The first thing we notice is that for each column, most of the values in each row are 0; this means that none of the documents assigned to that subtopic (column) belonged to that topic (row).

The contingency table is most appropriate for looking up specific values, for example, if we want to see how subtopic 113 is distributed, we go to the 114th column (we started counting at 0), and we see that its vector of values is:

topic: [0, 1, 2, 3, 4, 5, 6, 7, 8, 9]

count: [0, 22, 0, 0, 0, 0, 0, 3157, 8, 0]

So we can see that subtopic 113 has had the vast majority of its documents assigned to topic 7, with the leftovers being assigned to topics 1 & 8 with 22 and & 8 documents respectively.

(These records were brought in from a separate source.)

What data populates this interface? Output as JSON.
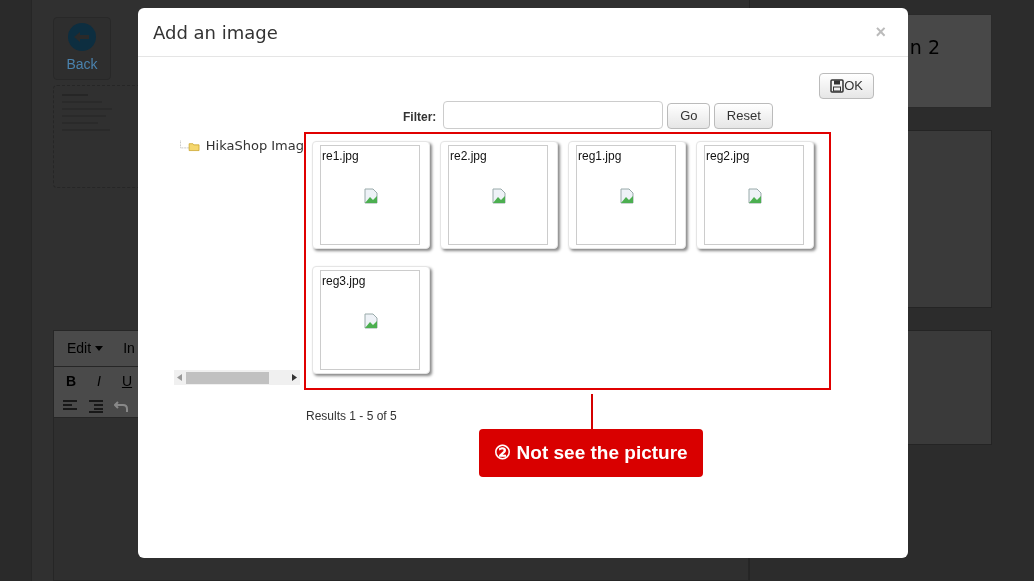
{
  "background": {
    "back_button": "Back",
    "menu": [
      "Edit",
      "In"
    ],
    "format_buttons": [
      "B",
      "I",
      "U"
    ],
    "panel_title": "n 2"
  },
  "dialog": {
    "title": "Add an image",
    "close": "×",
    "ok_button": "OK",
    "filter_label": "Filter:",
    "go_button": "Go",
    "reset_button": "Reset",
    "tree": [
      {
        "label": "HikaShop Imag"
      }
    ],
    "images": [
      {
        "name": "re1.jpg"
      },
      {
        "name": "re2.jpg"
      },
      {
        "name": "reg1.jpg"
      },
      {
        "name": "reg2.jpg"
      },
      {
        "name": "reg3.jpg"
      }
    ],
    "results": "Results 1 - 5 of 5"
  },
  "annotation": {
    "text": "② Not see the picture"
  }
}
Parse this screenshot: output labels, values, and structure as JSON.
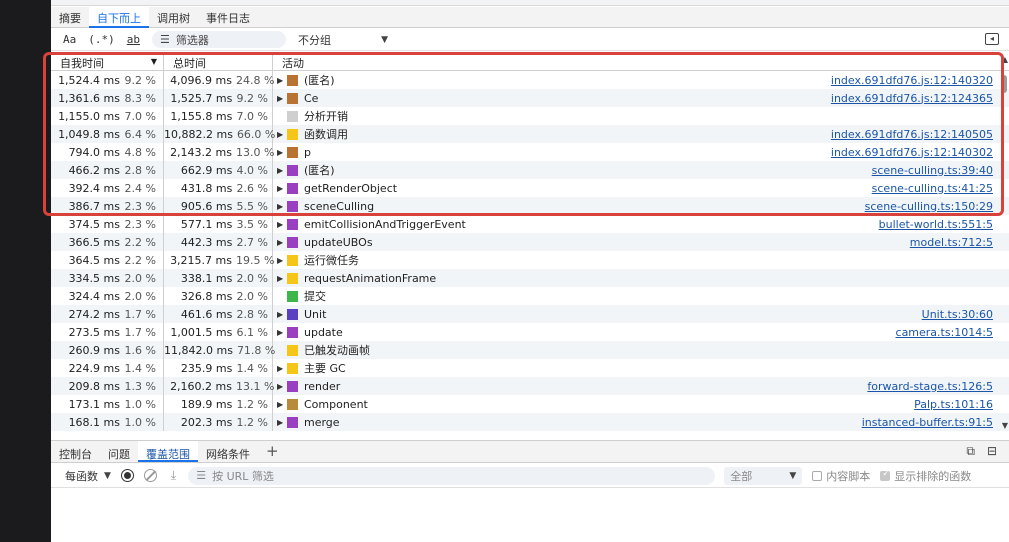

3.2 Qualitative Comparison of Subtopics

Investigate whether the subtopics which fit into bigger topics are indeed similar:

filtered_data %>%
  filter(hdbscan_clusters %in% c(3, 5, 6),
         kmeans_clusters == 5)  %>%
  select(text, hdbscan_clusters) %>%
  DT::datatable(filter = "top")

subtopic 3 appears to be about songs and music with a focus on AI Covers or AI versions thereof. subtopic 5 appears to be mainly about AI-generated videos subtopic 6 appears to be mainly about AI voiceover artists

Each of these subtopics fits fairly cleanly into topic 5. We might want to infer at this stage that topic 5 has to do with AI-generated content or entertainment.

Let’s check whether subtopics 0 & 1, which fit into topic 6 rather than 5, seem different to 3, 5, 6:

filtered_data %>%
  filter(hdbscan_clusters %in% c(0, 1))  %>%
  select(clean_text, hdbscan_clusters) %>%
  DT::datatable(filter = "top")

subtopic 0 is about Snap AI whereas subtopic 1 appears to have been clustered on the leading digits - which are representative of a specific website’s username values. This shows the importance of properly cleaning data before topic modelling.

For example:

str_remove_all(c("122453 remove these. hello this is a demo. Keep these numbers 10282"), pattern = "^\\d+")
## [1] " remove these. hello this is a demo. Keep these numbers 10282"

Let’s try a different couple of sub topics, we’ll go with 29 and 32, which both have all their posts in topic 1:

filtered_data %>%
  filter(hdbscan_clusters %in% c(29, 32))  %>%
  select(text, hdbscan_clusters) %>%
  DT::datatable(filter = "top")

29 is about relgiion, 32 is about healthcare. They are not that similar at a glance, but they are different to the AI-generated content, that’s for sure. It looks like the subtopics are doing their job!

3.2.1 Bigram Network for Topic Understanding

We said earlier: 'We might want to infer at this stage that topic 5 has to do with AI-generated content or entertainment.'
filtered_data %>%
  filter(kmeans_clusters == 5) %>%
  JPackage::make_bigram_viz(clean_text)

The bigram network contains many references to things such as sound, video, music, art, movies etc. this suggests that our inference may have been correct.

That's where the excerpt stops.